NASS Should Amend Constitution, Spell Out Deputy Gov’s Role, Says Agboola

A chieftain of the Peoples Democratic Party (PDP) Agboola Ajayi says the National Assembly should amend the Constitution and spell out the duties of a deputy governor.

Ajayi, the PDP governorship candidate for the Ondo election billed for later in the year, said if the country’s laws are amended, it will help in quelling issues arising from the roles of deputy governors often called “spare tyres”.

“The National Assembly should do something about that, spell it out and define the constitutional role for the office of the governor and the vice presidential office,” he said on Tuesday’s edition of Channels Television’s Politics Today, admitting that the law limits the deputy governor.
“That is the office, you can only function at the discretion of your principal and he assigns roles to you.
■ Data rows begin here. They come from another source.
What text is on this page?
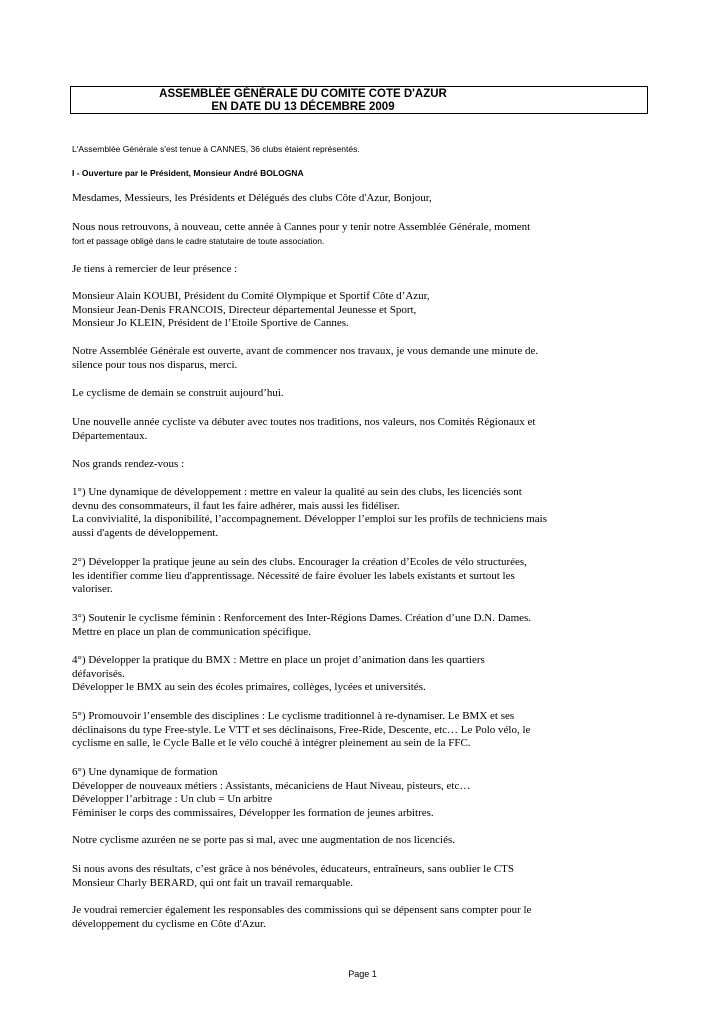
ASSEMBLÉE GÉNÉRALE DU COMITE COTE D'AZUR
EN DATE DU 13 DÉCEMBRE 2009

L'Assemblée Générale s'est tenue à CANNES, 36 clubs étaient représentés.

I - Ouverture par le Président, Monsieur André BOLOGNA

Mesdames, Messieurs, les Présidents et Délégués des clubs Côte d'Azur, Bonjour,

Nous nous retrouvons, à nouveau, cette année à Cannes pour y tenir notre Assemblée Générale, moment
fort et passage obligé dans le cadre statutaire de toute association.

Je tiens à remercier de leur présence :

Monsieur Alain KOUBI, Président du Comité Olympique et Sportif Côte d’Azur,
Monsieur Jean-Denis FRANCOIS, Directeur départemental Jeunesse et Sport,
Monsieur Jo KLEIN, Président de l’Etoile Sportive de Cannes.

Notre Assemblée Générale est ouverte, avant de commencer nos travaux, je vous demande une minute de.
silence pour tous nos disparus, merci.

Le cyclisme de demain se construit aujourd’hui.

Une nouvelle année cycliste va débuter avec toutes nos traditions, nos valeurs, nos Comités Régionaux et
Départementaux.

Nos grands rendez-vous :

1°) Une dynamique de développement : mettre en valeur la qualité au sein des clubs, les licenciés sont
devnu des consommateurs, il faut les faire adhérer, mais aussi les fidéliser.
La convivialité, la disponibilité, l’accompagnement. Développer l’emploi sur les profils de techniciens mais
aussi d'agents de développement.

2°) Développer la pratique jeune au sein des clubs. Encourager la création d’Ecoles de vélo structurées,
les identifier comme lieu d'apprentissage. Nécessité de faire évoluer les labels existants et surtout les
valoriser.

3°) Soutenir le cyclisme féminin : Renforcement des Inter-Régions Dames. Création d’une D.N. Dames.
Mettre en place un plan de communication spécifique.

4°) Développer la pratique du BMX : Mettre en place un projet d’animation dans les quartiers
défavorisés.
Développer le BMX au sein des écoles primaires, collèges, lycées et universités.

5°) Promouvoir l’ensemble des disciplines : Le cyclisme traditionnel à re-dynamiser. Le BMX et ses
déclinaisons du type Free-style. Le VTT et ses déclinaisons, Free-Ride, Descente, etc… Le Polo vélo, le
cyclisme en salle, le Cycle Balle et le vélo couché à intégrer pleinement au sein de la FFC.

6°) Une dynamique de formation
Développer de nouveaux métiers : Assistants, mécaniciens de Haut Niveau, pisteurs, etc…
Développer l’arbitrage : Un club = Un arbitre
Féminiser le corps des commissaires, Développer les formation de jeunes arbitres.

Notre cyclisme azuréen ne se porte pas si mal, avec une augmentation de nos licenciés.

Si nous avons des résultats, c’est grâce à nos bénévoles, éducateurs, entraîneurs, sans oublier le CTS
Monsieur Charly BERARD, qui ont fait un travail remarquable.

Je voudrai remercier également les responsables des commissions qui se dépensent sans compter pour le
développement du cyclisme en Côte d'Azur.

Page 1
If he feels like he does not want to play with you, that’s fine.”

But I think we should amend that aspect and give them a constitutional role to make them more relevant because it is a joint ticket.”

Since the return of democracy to Nigeria in 1999, the country’s political scene has witnessed brawls between governors and their deputies.
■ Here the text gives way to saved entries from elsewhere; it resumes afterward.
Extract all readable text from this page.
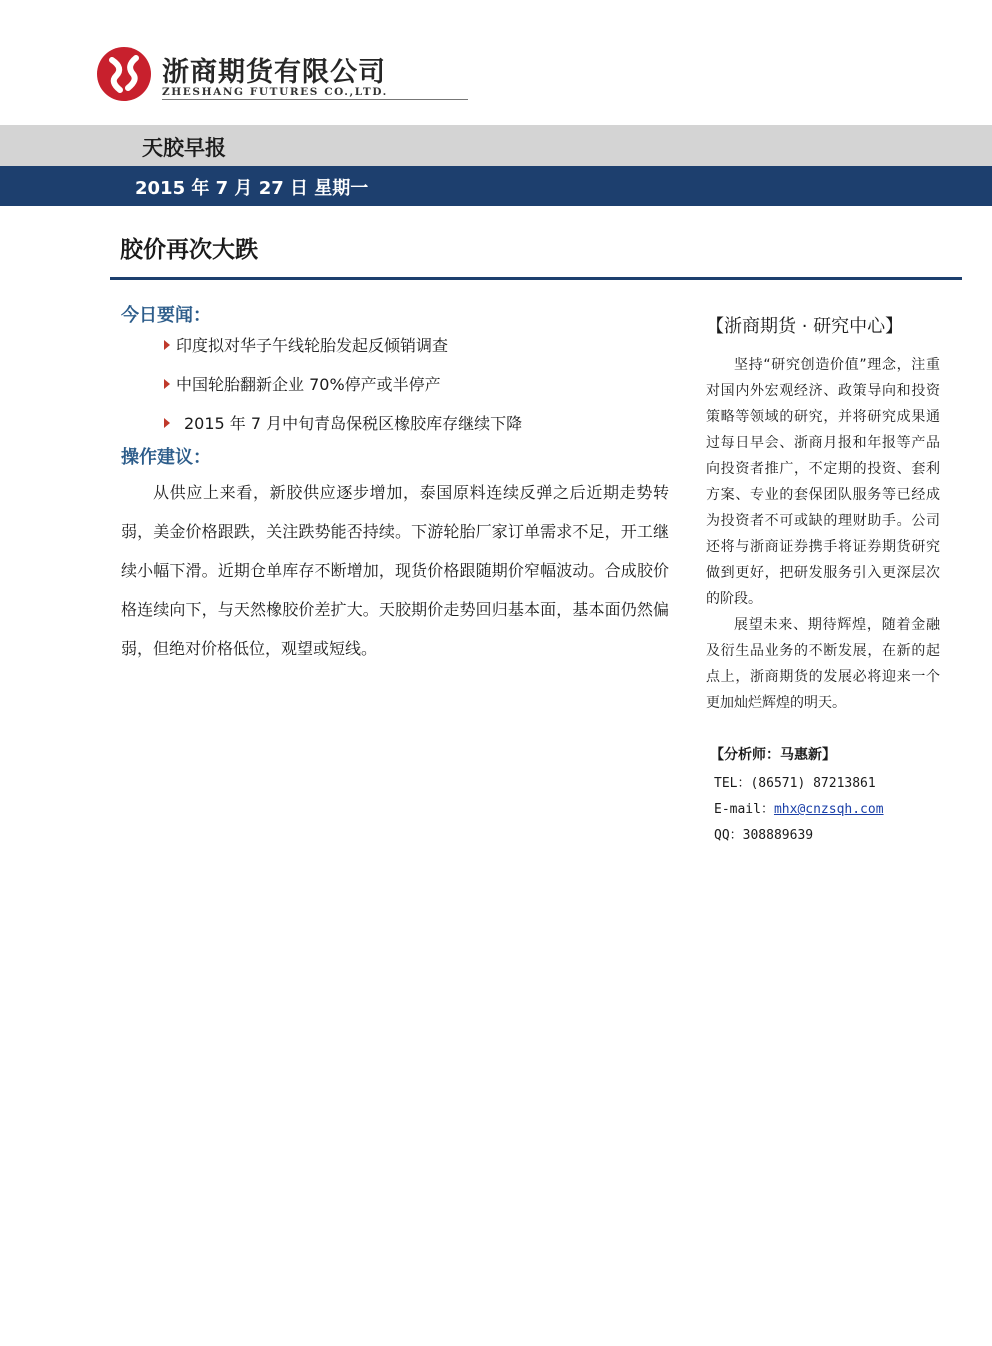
浙商期货有限公司
ZHESHANG FUTURES CO.,LTD.
天胶早报
2015 年 7 月 27 日 星期一
胶价再次大跌
今日要闻：
印度拟对华子午线轮胎发起反倾销调查
中国轮胎翻新企业 70%停产或半停产
2015 年 7 月中旬青岛保税区橡胶库存继续下降
操作建议：

从供应上来看，新胶供应逐步增加，泰国原料连续反弹之后近期走势转弱，美金价格跟跌，关注跌势能否持续。下游轮胎厂家订单需求不足，开工继续小幅下滑。近期仓单库存不断增加，现货价格跟随期价窄幅波动。合成胶价格连续向下，与天然橡胶价差扩大。天胶期价走势回归基本面，基本面仍然偏弱，但绝对价格低位，观望或短线。

【浙商期货 · 研究中心】

坚持“研究创造价值”理念，注重对国内外宏观经济、政策导向和投资策略等领域的研究，并将研究成果通过每日早会、浙商月报和年报等产品向投资者推广，不定期的投资、套利方案、专业的套保团队服务等已经成为投资者不可或缺的理财助手。公司还将与浙商证券携手将证券期货研究做到更好，把研发服务引入更深层次的阶段。

展望未来、期待辉煌，随着金融及衍生品业务的不断发展，在新的起点上，浙商期货的发展必将迎来一个更加灿烂辉煌的明天。

【分析师：马惠新】
TEL：(86571) 87213861
E-mail：mhx@cnzsqh.com
QQ：308889639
Relationships between governors and their deputies have often assumed frosty dimensions.

Several deputies have fallen out with their principals who often accused them of usurpation. Some deputies are even replaced by the governors before the end of their tenures.

Attempts by some deputy governors to succeed their principals have mostly ended in fractured relationships. The latest example is in Edo State where the House of Assembly impeached Philip Shaibu as deputy governor.

That move was the end of a long battle between Shaibu and his principal Governor Godwin Obaseki in the former’s quest to contest the state’s governorship poll.

But Agboola is promising to redefine the relationship between governors and their deputies if he wins the Ondo governorship election.

“If become the governor of Ondo State, I am going to do a different thing. Keep my deputy governor busy. Let people see him as part of the government,” the former “Everywhere crises here and there [between governor and deputy] and we must address that issue.”

“If I am a governor, I will strengthen that office and make it very effective,” he said, dismissing fears of usurpation.